Automatic differentiation

After all of these formulas, this may appear as yet another mathematical abstraction, but it’s quite the opposite. We can program a class (or generic construct) following the rules of this dual algebra in any programming language and define common mathematical functions to operate on such numbers, getting as the result of our computations the value of the function at a given point and its derivative, at the same time!

class dual {

	real a, b;
    
    dual(real a, real b) {
    	this->a = a;
        this->b = b;
    }
    
    // +, -, *, / operators ...
}

// Define common functions like the square root, the n-th power and so on
dual sqrt(dual x) {
	return dual(
    	sqrt(x.a), // f(x)
    	epsilon * x.b / (2 * sqrt(x.a)) // b * df(x)/dx
	);
}

// Example function
dual f(dual x) {
	return x * sqrt(x);
}

// Encapsulates the derivative of f(x)
real df(real x) {
	return f(x + epsilon).b;
}

All we have to do is evaluate the target function at $x + \varepsilon$, for any $x$ we want, and we automatically get the (hoping no cosmic ray bursts into our laptop) correct result. Automatic differentiation is thus a powerful middle ground between symbolic and numerical differentiation.

Dual numbers have been extensively developed in Theoretica. The dual.h and dual_functions.h files include a complete implementation of the ideas inside this post.
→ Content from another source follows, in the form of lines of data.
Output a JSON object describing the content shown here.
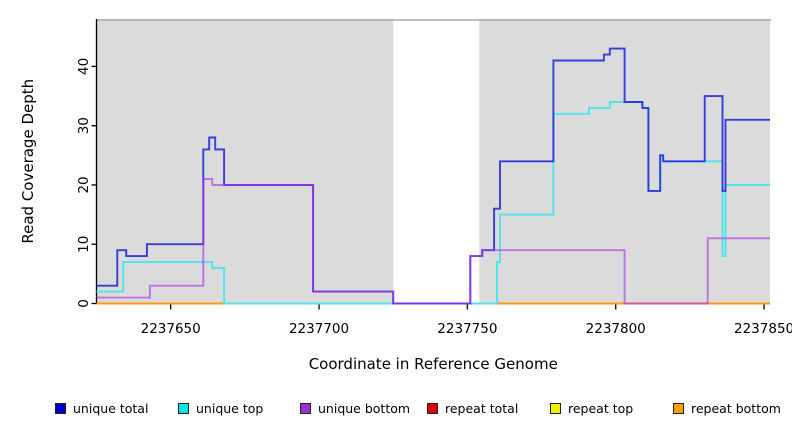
{
  "chart_data": {
    "type": "line",
    "subtype": "step-coverage",
    "title": "",
    "xlabel": "Coordinate in Reference Genome",
    "ylabel": "Read Coverage Depth",
    "xlim": [
      2237625,
      2237852
    ],
    "ylim": [
      0,
      48
    ],
    "x_ticks": [
      2237650,
      2237700,
      2237750,
      2237800,
      2237850
    ],
    "y_ticks": [
      0,
      10,
      20,
      30,
      40
    ],
    "grid": false,
    "legend_position": "bottom",
    "plot_bg_color": "#DBDBDB",
    "top_border_color": "#A9A9A9",
    "axis_color": "#000000",
    "shaded_regions": [
      [
        2237625,
        2237725
      ],
      [
        2237754,
        2237852
      ]
    ],
    "unshaded_gap": [
      2237725,
      2237754
    ],
    "series": [
      {
        "name": "repeat total",
        "line_color": "#DD0000",
        "opacity": 1,
        "end": 2237852,
        "steps": [
          [
            2237625,
            0
          ]
        ]
      },
      {
        "name": "repeat top",
        "line_color": "#EEEE22",
        "opacity": 1,
        "end": 2237852,
        "steps": [
          [
            2237625,
            0
          ]
        ]
      },
      {
        "name": "repeat bottom",
        "line_color": "#FF9912",
        "opacity": 1,
        "end": 2237852,
        "steps": [
          [
            2237625,
            0
          ]
        ]
      },
      {
        "name": "unique top",
        "line_color": "#4FE3EC",
        "opacity": 1,
        "end": 2237852,
        "steps": [
          [
            2237625,
            2
          ],
          [
            2237634,
            7
          ],
          [
            2237664,
            6
          ],
          [
            2237668,
            0
          ],
          [
            2237760,
            7
          ],
          [
            2237761,
            15
          ],
          [
            2237779,
            32
          ],
          [
            2237791,
            33
          ],
          [
            2237798,
            34
          ],
          [
            2237809,
            33
          ],
          [
            2237811,
            19
          ],
          [
            2237815,
            25
          ],
          [
            2237816,
            24
          ],
          [
            2237836,
            8
          ],
          [
            2237837,
            20
          ]
        ]
      },
      {
        "name": "unique total",
        "line_color": "#2424DC",
        "opacity": 0.88,
        "end": 2237852,
        "steps": [
          [
            2237625,
            3
          ],
          [
            2237632,
            9
          ],
          [
            2237635,
            8
          ],
          [
            2237642,
            10
          ],
          [
            2237661,
            26
          ],
          [
            2237663,
            28
          ],
          [
            2237665,
            26
          ],
          [
            2237668,
            20
          ],
          [
            2237698,
            2
          ],
          [
            2237725,
            0
          ],
          [
            2237751,
            8
          ],
          [
            2237755,
            9
          ],
          [
            2237759,
            16
          ],
          [
            2237761,
            24
          ],
          [
            2237779,
            41
          ],
          [
            2237796,
            42
          ],
          [
            2237798,
            43
          ],
          [
            2237803,
            34
          ],
          [
            2237809,
            33
          ],
          [
            2237811,
            19
          ],
          [
            2237815,
            25
          ],
          [
            2237816,
            24
          ],
          [
            2237830,
            35
          ],
          [
            2237836,
            19
          ],
          [
            2237837,
            31
          ]
        ]
      },
      {
        "name": "unique bottom",
        "line_color": "#AE32E6",
        "opacity": 0.62,
        "end": 2237852,
        "steps": [
          [
            2237625,
            1
          ],
          [
            2237643,
            3
          ],
          [
            2237661,
            21
          ],
          [
            2237664,
            20
          ],
          [
            2237698,
            2
          ],
          [
            2237725,
            0
          ],
          [
            2237751,
            8
          ],
          [
            2237755,
            9
          ],
          [
            2237803,
            0
          ],
          [
            2237831,
            11
          ]
        ]
      }
    ]
  },
  "legend": {
    "items": [
      {
        "label": "unique total",
        "color": "#0000CC"
      },
      {
        "label": "unique top",
        "color": "#00E5E5"
      },
      {
        "label": "unique bottom",
        "color": "#9932CC"
      },
      {
        "label": "repeat total",
        "color": "#E00000"
      },
      {
        "label": "repeat top",
        "color": "#F0F000"
      },
      {
        "label": "repeat bottom",
        "color": "#FFA000"
      }
    ]
  }
}
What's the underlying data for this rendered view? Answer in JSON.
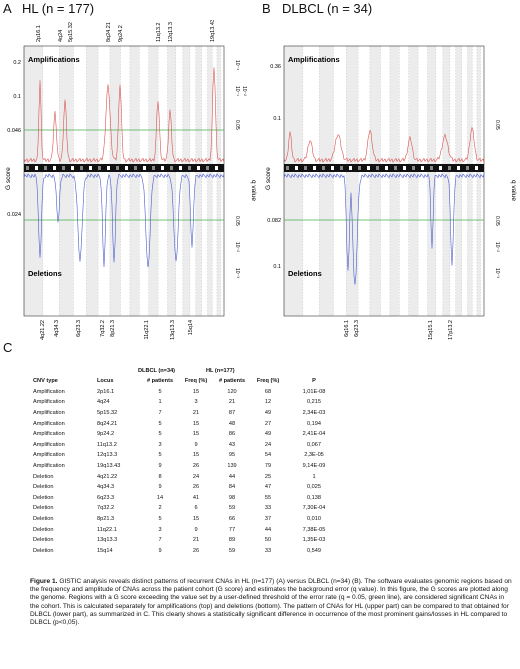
{
  "panelA": {
    "letter": "A",
    "title": "HL (n = 177)",
    "amp_label": "Amplifications",
    "del_label": "Deletions",
    "yaxis": "G score",
    "qaxis": "q value",
    "amp_ticks": [
      "0.2",
      "0.1",
      "0.046"
    ],
    "del_ticks": [
      "0.024"
    ],
    "q_amp_ticks": [
      "10⁻⁴",
      "10⁻¹",
      "10⁻²",
      "0.05"
    ],
    "q_del_ticks": [
      "0.05",
      "10⁻²",
      "10⁻³"
    ],
    "amp_loci": [
      "2p16.1",
      "4q24",
      "5p15.32",
      "8q24.21",
      "9p24.2",
      "11q13.2",
      "12q13.3",
      "19q13.43"
    ],
    "del_loci": [
      "4q21.22",
      "4q34.3",
      "6q23.3",
      "7q32.2",
      "8p21.3",
      "11q22.1",
      "13q13.3",
      "15q14"
    ]
  },
  "panelB": {
    "letter": "B",
    "title": "DLBCL (n = 34)",
    "amp_label": "Amplifications",
    "del_label": "Deletions",
    "yaxis": "G score",
    "qaxis": "q value",
    "amp_ticks": [
      "0.36",
      "0.1"
    ],
    "del_ticks": [
      "0.082",
      "0.1"
    ],
    "q_amp_ticks": [
      "0.05"
    ],
    "q_del_ticks": [
      "0.05",
      "10⁻²",
      "10⁻³"
    ],
    "del_loci": [
      "6q16.1",
      "6q23.3",
      "15q15.1",
      "17p13.2"
    ]
  },
  "panelC": {
    "letter": "C",
    "group_dlbcl": "DLBCL (n=34)",
    "group_hl": "HL (n=177)",
    "headers": [
      "CNV type",
      "Locus",
      "# patients",
      "Freq (%)",
      "# patients",
      "Freq (%)",
      "P"
    ],
    "rows": [
      [
        "Amplification",
        "2p16.1",
        "5",
        "15",
        "120",
        "68",
        "1,01E-08"
      ],
      [
        "Amplification",
        "4q24",
        "1",
        "3",
        "21",
        "12",
        "0,215"
      ],
      [
        "Amplification",
        "5p15.32",
        "7",
        "21",
        "87",
        "49",
        "2,34E-03"
      ],
      [
        "Amplification",
        "8q24.21",
        "5",
        "15",
        "48",
        "27",
        "0,194"
      ],
      [
        "Amplification",
        "9p24.2",
        "5",
        "15",
        "86",
        "49",
        "2,41E-04"
      ],
      [
        "Amplification",
        "11q13.2",
        "3",
        "9",
        "43",
        "24",
        "0,067"
      ],
      [
        "Amplification",
        "12q13.3",
        "5",
        "15",
        "95",
        "54",
        "2,3E-05"
      ],
      [
        "Amplification",
        "19q13.43",
        "9",
        "26",
        "139",
        "79",
        "9,14E-09"
      ],
      [
        "Deletion",
        "4q21.22",
        "8",
        "24",
        "44",
        "25",
        "1"
      ],
      [
        "Deletion",
        "4q34.3",
        "9",
        "26",
        "84",
        "47",
        "0,025"
      ],
      [
        "Deletion",
        "6q23.3",
        "14",
        "41",
        "98",
        "55",
        "0,138"
      ],
      [
        "Deletion",
        "7q32.2",
        "2",
        "6",
        "59",
        "33",
        "7,30E-04"
      ],
      [
        "Deletion",
        "8p21.3",
        "5",
        "15",
        "66",
        "37",
        "0,010"
      ],
      [
        "Deletion",
        "11q22.1",
        "3",
        "9",
        "77",
        "44",
        "7,38E-05"
      ],
      [
        "Deletion",
        "13q13.3",
        "7",
        "21",
        "89",
        "50",
        "1,35E-03"
      ],
      [
        "Deletion",
        "15q14",
        "9",
        "26",
        "59",
        "33",
        "0,549"
      ]
    ]
  },
  "caption": {
    "lead": "Figure 1.",
    "body": " GISTIC analysis reveals distinct patterns of recurrent CNAs in HL (n=177) (A) versus DLBCL (n=34) (B). The software evaluates genomic regions based on the frequency and amplitude of CNAs across the patient cohort (G score) and estimates the background error (q value). In this figure, the G scores are plotted along the genome. Regions with a G score exceeding the value set by a user-defined threshold of the error rate (q = 0.05, green line), are considered significant CNAs in the cohort. This is calculated separately for amplifications (top) and deletions (bottom). The pattern of CNAs for HL (upper part) can be compared to that obtained for DLBCL (lower part), as summarized in C. This clearly shows a statistically significant difference in occurrence of the most prominent gains/losses in HL compared to DLBCL (p<0,05)."
  },
  "colors": {
    "amp": "#d9534f",
    "del": "#4a5bd0",
    "threshold": "#3fb24a",
    "band": "#e8e8e8"
  }
}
Other files in the autodiff folder implement more advanced algebras which I will cover in future posts.

Additional notes

  • A matrix representation of this dual algebra is, for $z = a + \varepsilon b$:
\[\begin{pmatrix} a & b \\ 0 & a \end{pmatrix}\]
  • It is also possible to construct n-order dual algebras which compute the n-th derivative, using the Ansatz : $\varepsilon^n = 0$ (but new rules have to be added).
  • Dual numbers and their generalizations find applications in physics, for the study of fermions for example.